The “twist” ONCC offers is that certificants can achieve domain requirements through an online assessment. At the beginning of each recertification cycle, certificants complete the Individual Learning Needs Assessment (ILNA). Comprising both retired items and items specifically developed for the ILNA, this assessment delivers domain-specific results regarding a certificant’s strengths and weaknesses. High achievement in a domain results satisfies the domain requirement. Certificants then concentrate their efforts on learning areas of weakness.
- Assessment: Yes
- Competency reference: certification content outline
- Qualitative vs quantitative: quantitative
- Activities: Broad and classified according to category (e.g., continuing education, public speaking, publications)
- Reflection: Yes?
Orthopaedic Nurses Certification Board—Reflective Practice
Like the CARNA continuing competence program, ONCB asks certificants at the beginning of each cycle to describe the area in which they expect to grow. Then, as they complete learning activities and record them on their transcript, the system reminds them of their priorities and offers an opportunity to reflect on the impact of learning. After their recertification cycle, certificants must submit a written reflection on their learning. The primary differences between this approach and CARNA’s are that ONCB’s cycles are typically three years instead of annually, and ONCB manages activity achievement in the form of points awarded according to the duration of a course.
- Assessment: No
- Competency reference: certification content outline
- Qualitative vs Quantitative: Quantitative
- Activities: Broad and classified according to category (e.g., continuing education, public speaking, publications)
- Reflection: Yes
Models for Continuing Competence in Specialty Nursing—Key Principles to Consider for Your Organization
To determine which of these approaches would most suit your programs, consider the following questions:
- Assessment:
- Are your program competencies best assessed in the form of a specific exercise or distributed across multiple activities?

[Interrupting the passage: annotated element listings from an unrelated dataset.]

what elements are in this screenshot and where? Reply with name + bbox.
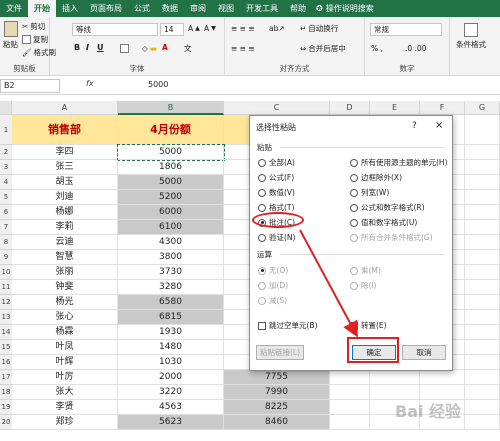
watermark-logo: Bai 经验 [395, 402, 462, 421]
annotation-arrow [299, 229, 358, 338]
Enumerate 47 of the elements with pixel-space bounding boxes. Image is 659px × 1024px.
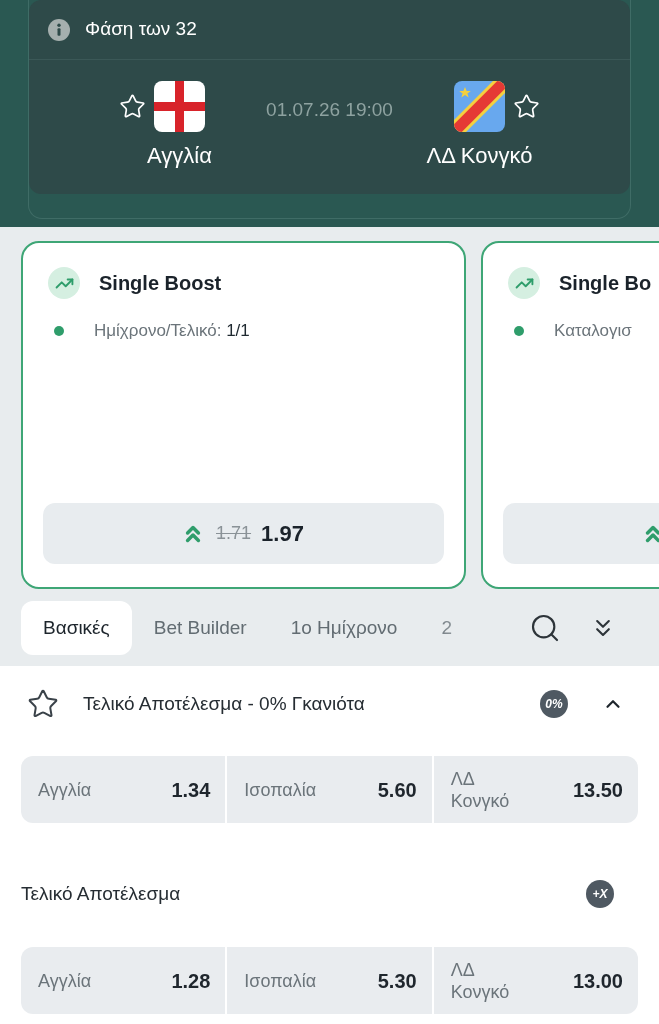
stage-label: Φάση των 32 xyxy=(85,17,197,42)
boost-title: Single Bo xyxy=(559,271,652,296)
market-badge: +X xyxy=(586,880,614,908)
market-badge: 0% xyxy=(540,690,568,718)
match-date-time: 01.07.26 19:00 xyxy=(266,98,393,122)
market-tab[interactable]: Βασικές xyxy=(21,601,132,655)
star-icon[interactable] xyxy=(119,93,146,120)
old-odds: 1.71 xyxy=(216,522,252,545)
boosted-odds: 1.97 xyxy=(261,520,304,548)
trend-up-icon xyxy=(508,267,540,299)
odds-button[interactable]: Αγγλία 1.28 xyxy=(21,947,226,1014)
odds-value: 5.30 xyxy=(377,968,417,994)
boost-card[interactable]: Single Bo Καταλογισ xyxy=(481,241,659,589)
odds-value: 13.00 xyxy=(572,968,623,994)
odds-value: 1.28 xyxy=(171,968,211,994)
outcome-label: Ισοπαλία xyxy=(244,969,317,992)
star-icon[interactable] xyxy=(513,93,540,120)
diagonal-stripe-flag-icon xyxy=(454,81,505,132)
odds-button[interactable]: ΛΔ Κονγκό 13.50 xyxy=(433,756,638,823)
odds-value: 5.60 xyxy=(377,777,417,803)
boost-selection: Καταλογισ xyxy=(554,320,632,342)
outcome-label: Αγγλία xyxy=(38,969,92,992)
trend-up-icon xyxy=(48,267,80,299)
market-tab[interactable]: Bet Builder xyxy=(131,601,269,655)
market-title: Τελικό Αποτέλεσμα - 0% Γκανιότα xyxy=(83,691,365,716)
boost-selection: Ημίχρονο/Τελικό: 1/1 xyxy=(94,320,250,342)
odds-button[interactable]: ΛΔ Κονγκό 13.00 xyxy=(433,947,638,1014)
star-icon[interactable] xyxy=(27,688,59,720)
boost-card[interactable]: Single Boost Ημίχρονο/Τελικό: 1/1 1.71 1.97 xyxy=(21,241,466,589)
search-icon[interactable] xyxy=(529,612,561,644)
outcome-label: ΛΔ Κονγκό xyxy=(450,958,511,1003)
outcome-label: Αγγλία xyxy=(38,778,92,801)
boosted-odds-button[interactable]: 1.71 1.97 xyxy=(43,503,444,564)
cross-flag-icon xyxy=(154,81,205,132)
odds-value: 13.50 xyxy=(572,777,623,803)
market-title: Τελικό Αποτέλεσμα xyxy=(21,881,181,906)
outcome-label: ΛΔ Κονγκό xyxy=(450,767,511,812)
info-icon[interactable] xyxy=(48,18,70,41)
outcome-label: Ισοπαλία xyxy=(244,778,317,801)
market-tab[interactable]: 1ο Ημίχρονο xyxy=(268,601,420,655)
odds-button[interactable]: Αγγλία 1.34 xyxy=(21,756,226,823)
odds-button[interactable]: Ισοπαλία 5.60 xyxy=(227,756,432,823)
odds-button[interactable]: Ισοπαλία 5.30 xyxy=(227,947,432,1014)
boost-title: Single Boost xyxy=(99,271,222,296)
team-name: ΛΔ Κονγκό xyxy=(426,142,533,170)
odds-value: 1.34 xyxy=(171,777,211,803)
team-name: Αγγλία xyxy=(147,142,212,170)
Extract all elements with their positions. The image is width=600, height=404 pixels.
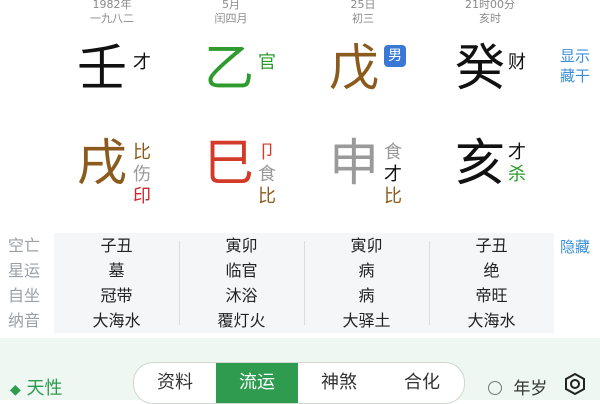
hide-button[interactable]: 隐藏 [560,236,590,257]
branch-day-god-2: 才 [384,164,402,185]
stem-month-god: 官 [258,52,276,73]
branch-month-gods: 卩 食 比 [258,142,276,208]
radio-icon [488,381,502,395]
branch-year-god-2: 伤 [133,164,151,185]
hour-value: 21时00分 [465,0,515,11]
grid-cell: 寅卯 [350,236,383,255]
row-labels: 空亡 星运 自坐 纳音 [8,233,48,333]
grid-cell: 寅卯 [225,236,258,255]
hidden-stems-label: 藏干 [560,67,591,85]
grid-cell: 沐浴 [225,286,258,305]
col-header-month: 5月 闰四月 [181,0,281,26]
grid-cell: 大驿土 [342,311,391,330]
col-header-year: 1982年 一九八二 [62,0,162,26]
stem-year: 壬 [77,39,127,97]
info-grid: 子丑 墓 冠带 大海水 寅卯 临官 沐浴 覆灯火 寅卯 病 病 大驿土 子丑 绝… [54,233,554,333]
hour-lunar: 亥时 [479,12,501,25]
tab-bar: 资料 流运 神煞 合化 [133,362,465,404]
row-label-zizuo: 自坐 [8,286,41,305]
diamond-icon: ◆ [10,382,21,398]
grid-cell: 冠带 [100,286,133,305]
grid-cell: 病 [358,261,375,280]
grid-cell: 帝旺 [475,286,508,305]
grid-cell: 覆灯火 [217,311,266,330]
tab-hehua[interactable]: 合化 [380,363,464,403]
branch-day: 申 [329,134,379,192]
grid-col-year: 子丑 墓 冠带 大海水 [54,233,179,333]
branch-year-god-3: 印 [133,186,151,207]
show-hidden-stems-link[interactable]: 显示 藏干 [560,46,590,86]
branch-year-god-1: 比 [133,142,151,163]
col-header-day: 25日 初三 [313,0,413,26]
branch-day-god-1: 食 [384,142,402,163]
row-label-nayin: 纳音 [8,311,41,330]
branch-hour-god-2: 杀 [508,164,526,185]
stem-day: 戊 [329,39,379,97]
nian-sui-label: 年岁 [513,379,548,399]
grid-col-hour: 子丑 绝 帝旺 大海水 [429,233,554,333]
branch-year-gods: 比 伤 印 [133,142,151,208]
branch-hour: 亥 [455,134,505,192]
stem-hour-god: 财 [508,52,526,73]
branch-day-gods: 食 才 比 [384,142,402,208]
info-section: 空亡 星运 自坐 纳音 子丑 墓 冠带 大海水 寅卯 临官 沐浴 覆灯火 寅卯 … [0,233,600,333]
row-label-kongwang: 空亡 [8,236,41,255]
show-label: 显示 [560,47,591,65]
tianxing-label: 天性 [26,378,63,399]
gender-badge: 男 [384,45,406,67]
grid-col-day: 寅卯 病 病 大驿土 [304,233,429,333]
grid-cell: 子丑 [100,236,133,255]
settings-icon[interactable] [562,371,588,397]
stem-hour: 癸 [455,39,505,97]
year-lunar: 一九八二 [90,12,134,25]
grid-cell: 大海水 [92,311,141,330]
grid-cell: 子丑 [475,236,508,255]
stem-year-god: 才 [133,52,151,73]
stem-month: 乙 [204,39,254,97]
tab-shensha[interactable]: 神煞 [298,363,380,403]
grid-cell: 墓 [108,261,125,280]
branch-hour-god-1: 才 [508,142,526,163]
tianxing-button[interactable]: ◆ 天性 [10,374,63,400]
grid-cell: 病 [358,286,375,305]
tab-liuyun[interactable]: 流运 [216,363,298,403]
nian-sui-toggle[interactable]: 年岁 [488,374,547,399]
day-value: 25日 [350,0,376,11]
col-header-hour: 21时00分 亥时 [440,0,540,26]
branch-month-god-2: 食 [258,164,276,185]
tab-ziliao[interactable]: 资料 [134,363,216,403]
year-value: 1982年 [92,0,132,11]
grid-cell: 大海水 [467,311,516,330]
branch-month-god-1: 卩 [258,142,276,163]
row-label-xingyun: 星运 [8,261,41,280]
grid-cell: 绝 [483,261,500,280]
branch-hour-gods: 才 杀 [508,142,526,186]
day-lunar: 初三 [352,12,374,25]
branch-month: 巳 [204,134,254,192]
branch-day-god-3: 比 [384,186,402,207]
grid-cell: 临官 [225,261,258,280]
month-lunar: 闰四月 [214,12,248,25]
branch-year: 戌 [77,134,127,192]
month-value: 5月 [222,0,240,11]
branch-month-god-3: 比 [258,186,276,207]
grid-col-month: 寅卯 临官 沐浴 覆灯火 [179,233,304,333]
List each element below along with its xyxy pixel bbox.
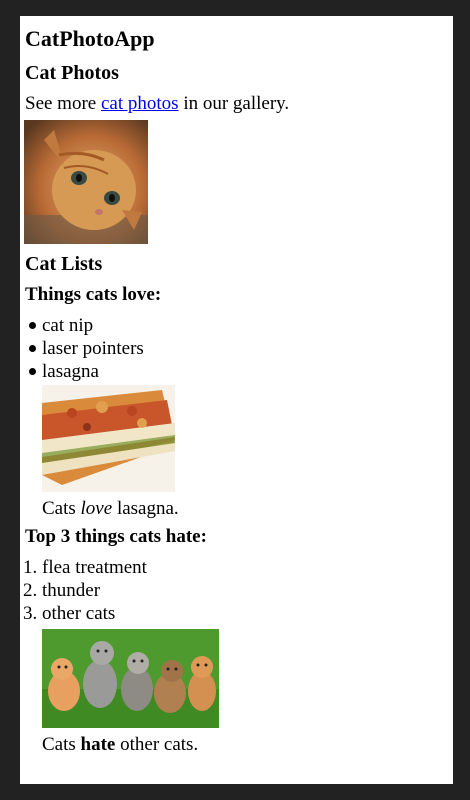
list-item: 2. thunder bbox=[23, 579, 453, 602]
list-item: lasagna bbox=[25, 360, 453, 383]
app-title: CatPhotoApp bbox=[25, 26, 155, 51]
gallery-intro-prefix: See more bbox=[25, 93, 101, 114]
list-item: 1. flea treatment bbox=[23, 556, 453, 579]
bullet-icon bbox=[29, 322, 36, 329]
things-cats-hate-heading: Top 3 things cats hate: bbox=[25, 526, 207, 547]
gallery-intro-suffix: in our gallery. bbox=[178, 93, 290, 114]
lasagna-caption-prefix: Cats bbox=[42, 498, 81, 519]
list-item-text: laser pointers bbox=[42, 338, 144, 359]
list-number: 1. bbox=[23, 557, 38, 578]
kittens-image bbox=[42, 629, 219, 728]
list-number: 2. bbox=[23, 580, 38, 601]
kittens-caption-prefix: Cats bbox=[42, 734, 81, 755]
things-cats-love-list: cat nip laser pointers lasagna bbox=[25, 314, 453, 383]
gallery-intro: See more cat photos in our gallery. bbox=[25, 93, 453, 115]
cat-photos-heading: Cat Photos bbox=[25, 62, 119, 84]
page-content: CatPhotoApp Cat Photos See more cat phot… bbox=[20, 16, 453, 784]
list-item-text: flea treatment bbox=[42, 557, 147, 578]
kittens-caption-suffix: other cats. bbox=[115, 734, 199, 755]
lasagna-caption-suffix: lasagna. bbox=[112, 498, 179, 519]
list-item: laser pointers bbox=[25, 337, 453, 360]
list-item-text: other cats bbox=[42, 603, 116, 624]
lasagna-caption: Cats love lasagna. bbox=[25, 498, 453, 520]
cat-photo-image[interactable] bbox=[24, 120, 148, 244]
list-item: 3. other cats bbox=[23, 602, 453, 625]
things-cats-hate-list: 1. flea treatment 2. thunder 3. other cats bbox=[23, 556, 453, 625]
list-item: cat nip bbox=[25, 314, 453, 337]
hate-emphasis: hate bbox=[80, 734, 116, 755]
list-item-text: thunder bbox=[42, 580, 101, 601]
cat-photos-link[interactable]: cat photos bbox=[101, 93, 179, 114]
lasagna-image bbox=[42, 385, 175, 492]
love-emphasis: love bbox=[80, 498, 113, 519]
things-cats-love-heading: Things cats love: bbox=[25, 284, 162, 305]
list-item-text: cat nip bbox=[42, 315, 94, 336]
bullet-icon bbox=[29, 345, 36, 352]
list-number: 3. bbox=[23, 603, 38, 624]
cat-lists-heading: Cat Lists bbox=[25, 253, 103, 275]
kittens-caption: Cats hate other cats. bbox=[25, 734, 453, 756]
list-item-text: lasagna bbox=[42, 361, 99, 382]
bullet-icon bbox=[29, 368, 36, 375]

- Do you want your assessment to be summative (e.g., determines evaluation) or formative (e.g., guides learning)?
- Competency reference:
- What framework do you want to use to organize your competency assessment (e.g., a content outline or a competency model)?
- Qualitative or quantitative?
- Do you want to evaluate activities according to a central currency (like hours), or do you just need your certificants to express the activity’s value in a more holistic sense?
- Activities
- Are there many expressions of learning and professional advancement, or do you consider the list of eligible activities to be more narrow?
- Reflection:
- How important is it to your community that you give people an opportunity to establish their own priorities?
- How important is it that the reflection is objective (like an assessment) or subjective (like a discernment exercise)?
The Right Option for You
We have much to learn from models for continuing competence in specialty nursing. As you design your continuing competence program, you will need to balance program options and align them to your certificants’ expectations for recertification. The Citizen Advocacy Center once described the principles of a sound program design in the acronym “APPLE”.
- Administratively feasible
- Professionally acceptable
- Publicly credible
- Legally defensible
- Economically feasible
Acceptability, credibility, and defensibility all have to do with the fairness and thoroughness of your design process. The administrative and economical dimensions are more dependent upon the technology you use to manage your program.
Make sure you partner with technology companies that have the tools and mindset to help you navigate the technical requirements of your program.